You had several issues... including:

• using namespace std;: Not a good idea any day of the week.
• Your while() loop didn't made any sense. It simply wouldn't "override" or otherwise take control over the for loop.
• If option is of type int, there's no way for it to notice the sentinel input. std::cin would simply set the fail bit and you would not notice it.
• You had a char[20] somewhere. That's sugar for stack overflows/buffer overruns and other subtle bugs, not to even mention security issues... std::string fixes that.
• Boolean flags (such as invalid and quit) are useful to get out of long-nested loops.
• std::cin.clear() cleans up any errors. Meanwhile, std::cin.ignore() allows you to ignore all the contents of a previous garbage input line.
• "Minor" design issues all over the place.

Answer 7

I want to complement the other answers because

1. they do not explain why you entered an infinite loop when you made "option" and integer instead of a char.
2. there is still a possibly undesirable behaviour.

---

1-) Try this snippet:

    int option=-1;
    cout<<"The initial value of option is: "<<option<<endl;
    cout<<"Input a new value, please: "<<endl;
    cin >> option;
    cout<<"After your input, it is: "<<option<<endl;

If you input a number (like 123), it will receive it's value correctly. If you type a letter (like q), it will become 0. If you type a mix of numbers and letters, it will try to extract a number from it until you reach a letter ( say, if you type 12q34, option will become 12 and "q34" will remain in cin's buffer)

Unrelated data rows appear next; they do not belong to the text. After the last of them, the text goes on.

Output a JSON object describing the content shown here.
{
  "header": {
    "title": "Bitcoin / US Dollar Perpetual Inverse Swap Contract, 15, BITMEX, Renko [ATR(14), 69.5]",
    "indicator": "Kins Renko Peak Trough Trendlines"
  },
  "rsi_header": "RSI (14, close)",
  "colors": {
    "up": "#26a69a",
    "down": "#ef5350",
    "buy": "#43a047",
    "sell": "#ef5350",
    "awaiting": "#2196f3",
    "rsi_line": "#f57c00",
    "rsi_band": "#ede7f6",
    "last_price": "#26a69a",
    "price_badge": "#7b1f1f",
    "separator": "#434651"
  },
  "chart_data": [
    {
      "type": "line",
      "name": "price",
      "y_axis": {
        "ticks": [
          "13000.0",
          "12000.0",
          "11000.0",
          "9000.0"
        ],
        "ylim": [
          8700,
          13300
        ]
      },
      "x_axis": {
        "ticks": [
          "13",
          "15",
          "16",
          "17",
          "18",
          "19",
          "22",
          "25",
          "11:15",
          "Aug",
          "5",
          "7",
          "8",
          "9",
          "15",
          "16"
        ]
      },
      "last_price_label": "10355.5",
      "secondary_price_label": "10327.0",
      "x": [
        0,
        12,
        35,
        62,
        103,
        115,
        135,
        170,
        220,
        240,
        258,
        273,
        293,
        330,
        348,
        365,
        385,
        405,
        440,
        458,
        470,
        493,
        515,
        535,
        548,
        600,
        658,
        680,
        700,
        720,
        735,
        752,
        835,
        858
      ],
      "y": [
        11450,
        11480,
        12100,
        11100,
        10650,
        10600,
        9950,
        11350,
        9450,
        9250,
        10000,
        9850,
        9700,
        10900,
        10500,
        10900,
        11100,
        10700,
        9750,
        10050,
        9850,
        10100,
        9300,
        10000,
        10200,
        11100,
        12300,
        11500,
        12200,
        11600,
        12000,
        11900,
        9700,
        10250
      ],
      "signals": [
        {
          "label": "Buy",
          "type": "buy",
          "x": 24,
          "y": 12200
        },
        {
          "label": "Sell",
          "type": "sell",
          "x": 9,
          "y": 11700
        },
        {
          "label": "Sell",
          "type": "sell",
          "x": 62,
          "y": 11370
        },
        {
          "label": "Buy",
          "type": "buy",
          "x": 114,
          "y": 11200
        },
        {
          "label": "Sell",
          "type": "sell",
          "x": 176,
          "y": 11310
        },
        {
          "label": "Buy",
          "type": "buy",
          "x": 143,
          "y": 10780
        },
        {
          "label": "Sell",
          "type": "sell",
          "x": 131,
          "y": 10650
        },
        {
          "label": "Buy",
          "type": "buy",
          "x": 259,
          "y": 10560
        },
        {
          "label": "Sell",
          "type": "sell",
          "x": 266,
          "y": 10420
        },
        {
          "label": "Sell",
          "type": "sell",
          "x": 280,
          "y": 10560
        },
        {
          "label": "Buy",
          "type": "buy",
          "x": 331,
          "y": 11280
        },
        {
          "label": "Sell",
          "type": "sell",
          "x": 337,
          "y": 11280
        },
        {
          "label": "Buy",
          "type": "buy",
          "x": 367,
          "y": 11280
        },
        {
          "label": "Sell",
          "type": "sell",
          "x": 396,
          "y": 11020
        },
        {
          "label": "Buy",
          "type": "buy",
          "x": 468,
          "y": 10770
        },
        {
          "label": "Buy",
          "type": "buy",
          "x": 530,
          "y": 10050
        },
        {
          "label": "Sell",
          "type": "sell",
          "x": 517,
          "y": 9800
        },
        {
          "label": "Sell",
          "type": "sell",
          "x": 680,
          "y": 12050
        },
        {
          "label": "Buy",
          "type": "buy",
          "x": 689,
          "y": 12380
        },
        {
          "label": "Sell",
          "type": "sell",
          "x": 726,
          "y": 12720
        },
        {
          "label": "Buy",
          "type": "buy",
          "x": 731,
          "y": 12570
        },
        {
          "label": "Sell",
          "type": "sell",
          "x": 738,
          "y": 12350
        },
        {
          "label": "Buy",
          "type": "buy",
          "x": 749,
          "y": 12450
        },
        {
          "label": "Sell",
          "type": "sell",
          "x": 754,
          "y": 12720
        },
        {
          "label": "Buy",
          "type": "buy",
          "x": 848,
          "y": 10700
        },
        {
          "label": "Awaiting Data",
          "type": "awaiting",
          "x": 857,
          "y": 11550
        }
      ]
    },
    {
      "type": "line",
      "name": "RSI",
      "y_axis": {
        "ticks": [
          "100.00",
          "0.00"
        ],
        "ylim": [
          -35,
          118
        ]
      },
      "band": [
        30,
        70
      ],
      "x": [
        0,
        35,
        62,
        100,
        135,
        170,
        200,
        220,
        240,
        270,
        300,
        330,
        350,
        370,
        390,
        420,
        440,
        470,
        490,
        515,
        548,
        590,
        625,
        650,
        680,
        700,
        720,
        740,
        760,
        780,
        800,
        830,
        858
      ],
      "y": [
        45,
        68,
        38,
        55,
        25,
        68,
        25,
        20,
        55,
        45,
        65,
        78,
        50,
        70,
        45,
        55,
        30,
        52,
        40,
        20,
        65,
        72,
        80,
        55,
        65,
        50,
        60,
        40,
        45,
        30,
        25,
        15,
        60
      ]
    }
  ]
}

In your code, whenever you type 'q', cin will make option go to 0, but won't forget its value. So after an iteration, it won't take any input from you anymore because it still has the previous value in its memory and won't get rid of it.

---

2-) So should you make option a char? Yes and no. If you do, typing something like "123" will create a new member with the name "23", because your program would take the '1' from "123", enter the conditional for a new member, automatically dump "23" to name and immediately go back to your first prompt. If that's acceptable( if you trust your user that much), go ahead. Otherwise, use something like std::string and it's compare method.